In The Red Book, A Deliciously Unorthodox Approach to Igniting Your Divine Spark, author Sera Berk says, “Your intention is the energy, the electric charge, the awareness that you bring to every aspect of your life. It’s the force that lies behind everything you do … Your intention helps create the pathway to your experience.” She then suggests that readers use their intention in a way that “helps you give more conscious direction and divine spark to life’s ordinary and extraordinary moments.”
When it’s all said and done, “setting your intention” is just another way for stating what you want to see occur in your life or in a given situation. You don’t get in your car and drive aimlessly, hoping to get somewhere. Usually you know where you want to go and your preferred route to get there. In the course of your trip, traffic or a closed road may force you to take a detour, but you eventually end up where you “intended” to go.
It’s curious that we don’t consciously set intentions in our lives or in our businesses. It’s even more amazing that although we don’t declare our destination (what we want to occur in our lives or businesses), we are confused and disappointed when we don’t achieve happiness or prosperity. Setting your intention is critical to mapping out a plan about how to achieve your personal or career goal.
Bear in mind, though, that when you set your intention, it may shatter some illusions. Setting your intention may expose the fallacy of your desire. You may be compelled to confront the notion that what you wanted is no longer a good fit. Let’s continue with the trip scenario. You intended to go to a particular place and you got there without any problems. However, upon your arrival, you find the store closed, the meeting cancelled, or a blind date, who’s older, fatter, and balder than his online photo.
What do you do now? You simply say thank you for the lesson and create a new intention—one that resonates with who you are now, with what you know now and with what you REALLY want … now.
Let me be clear: you’ve got to do more than set an intention to have the life and business that you’d like. You’ve also got to create a plan and then take steps toward your goal. As the Bible says, “So also faith by itself, if it does not have works, is dead” (James 2:17), which boils down to prayer alone is not enough.

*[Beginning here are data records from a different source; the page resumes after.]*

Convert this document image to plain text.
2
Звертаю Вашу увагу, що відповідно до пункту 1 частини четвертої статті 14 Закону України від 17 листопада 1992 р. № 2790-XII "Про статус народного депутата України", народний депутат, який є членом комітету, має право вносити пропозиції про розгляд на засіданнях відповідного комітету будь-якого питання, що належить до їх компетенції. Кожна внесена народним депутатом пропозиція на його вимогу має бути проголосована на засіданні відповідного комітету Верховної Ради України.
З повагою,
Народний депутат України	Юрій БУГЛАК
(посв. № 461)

Setting your intention is about taking responsibility for your life. It means that you’ve clearly outlined what you want to create for yourself and/or business in a given day, week, month, quarter or year. Certainly, you’ve got to be flexible to new information and to new opportunities and to changing circumstances. However, not setting your intention is similar to rolling the dice and hoping it all works. Not bloody likely. You can’t set a course without a destination, and you can’t get to your stated destination without a course. You see, having an intention and a proposed plan are inextricably linked to you achieving emotional, physical, or financial success.